Similar to the Mexico blog a few blogs ago (which was another construction project on a gold mine), I don’t want to go into what I was doing too much – construction of a heap leach pad, a tailings dam and a pipeline – I just wanted to post a few photos.
I definitely enjoyed my month in Azerbaijan more than I did the time in Mexico. I was much busier which meant the time passed more quickly. The ex-pats working at the mine were a great bunch and the Azeris were very welcoming despite the lack
of a shared language. A lot of people speak Russian so trying to communicate in the bit of Slovene that I speak was occasionally successful but generally I just waved my arms about. I managed to learn a few words of Azeri that will be of questionable use in the future if I meet an Azeri: “Too much sand, bad. Good rock, take to dam. Tea please.”
The camp was passable and, unlike the other ex-pats, I didn’t mind the food. The sheep lung stew wasn’t my favourite but the carrot and honey jam was delicious. There wasn’t the variety that was on offer in Mexico but everything was fresh and healthy. Though I did miss fruit.
Unlike the mine in Mexico which was in the absolute middle of nowhere, the mine in Azerbaijan is beside a town. I had to pass through the town daily on my way to areas of construction and it was interesting to see some actual Azeri life. Colleagues from Baku or other areas of Azerbaijan tell me that this region, in the west of the country, is about twenty years behind the rest of the country. It’s true
that the houses, despite being large, were quite primitive looking, and most people are involved in agriculture – or they work on the mine.

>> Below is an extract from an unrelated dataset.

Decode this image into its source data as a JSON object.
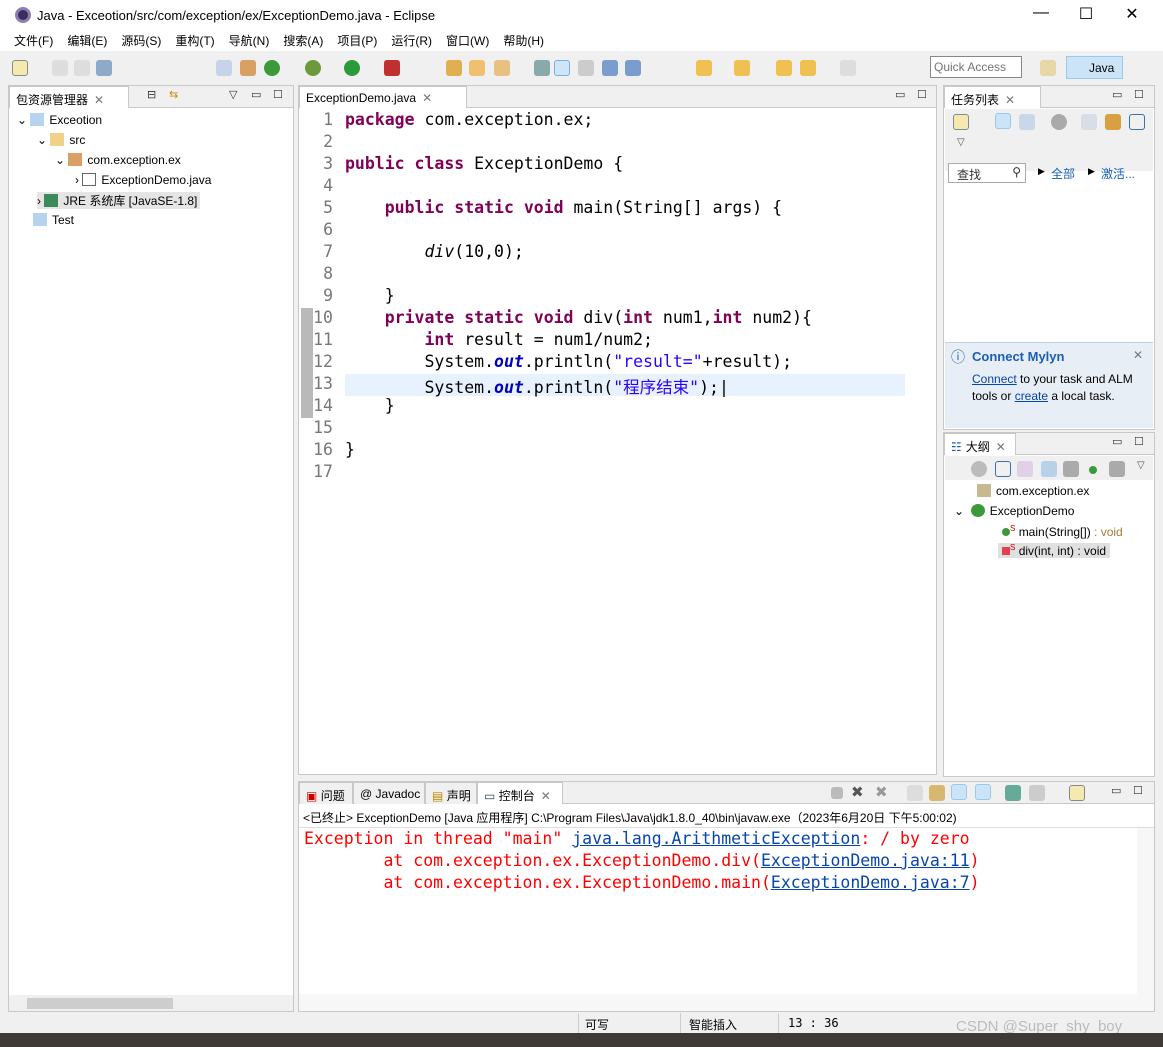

The surrounding area is beautiful with rolling mountains and hills covered in wild flowers. I was greeted with the smell of wild thyme every morning as I started work and within a few hours was tasting it as the labourers always brewed some up into tea with boiled river water – hopefully sourced from upstream of the cyanide ponds.
Telling people about my visit to Armenia last year raised a lot of eyebrows. It was very interesting to talk to Azeris about the unresolved Nagorno-Karabakh conflict and hear their opinions about the region in general. I never managed to get into much of a discussion about politics in Azerbaijan though.

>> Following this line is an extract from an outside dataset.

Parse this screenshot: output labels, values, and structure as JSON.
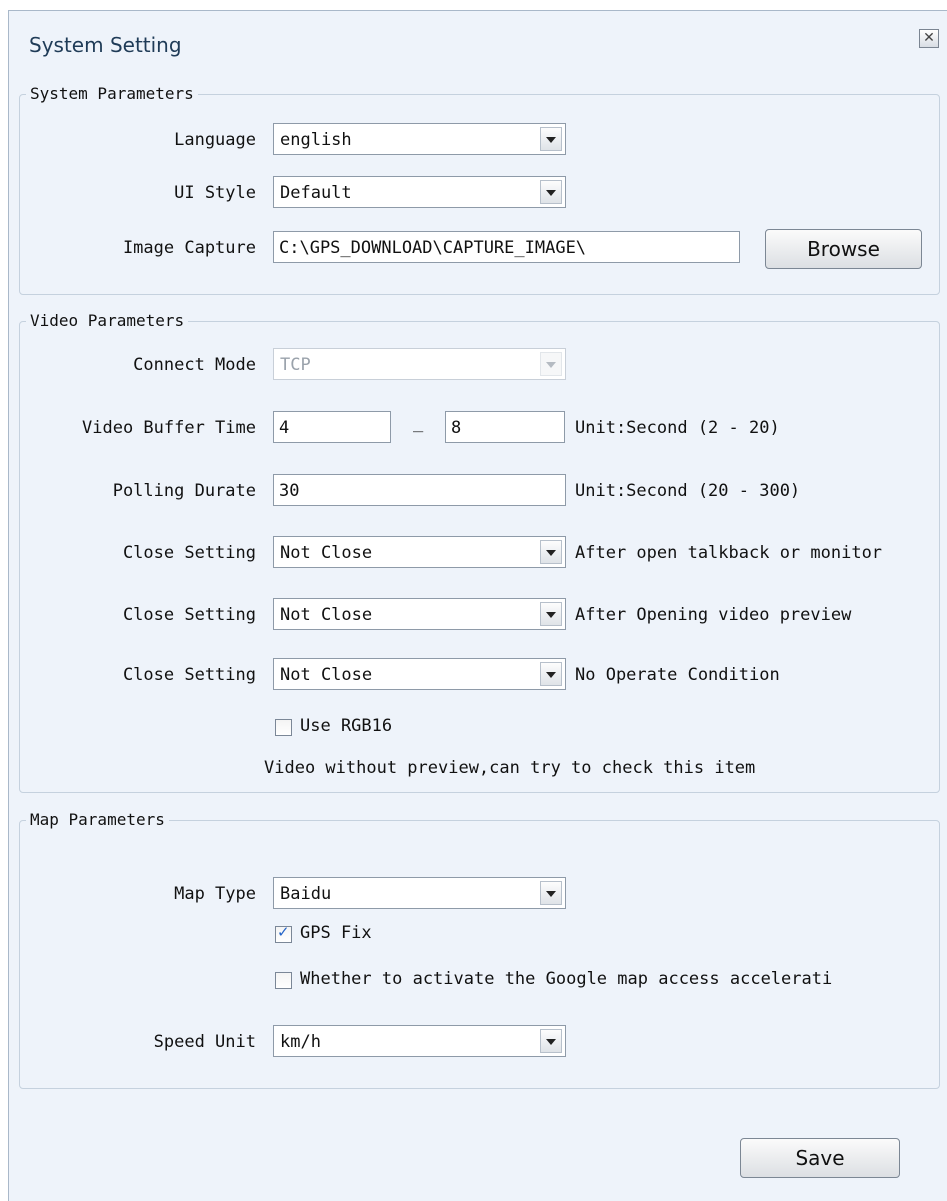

Almost definitely I will be back to Azerbaijan to do another stint at the gold mine before I start the Master’s. I would also love to visit the rest of the country as a tourist. I only managed to see a little corner but I was reminded of my fantastic trip to the region last year (Armenia,
Georgia and Turkey). I’d like to think the people would be as welcoming to a tourist as they are to a colleague.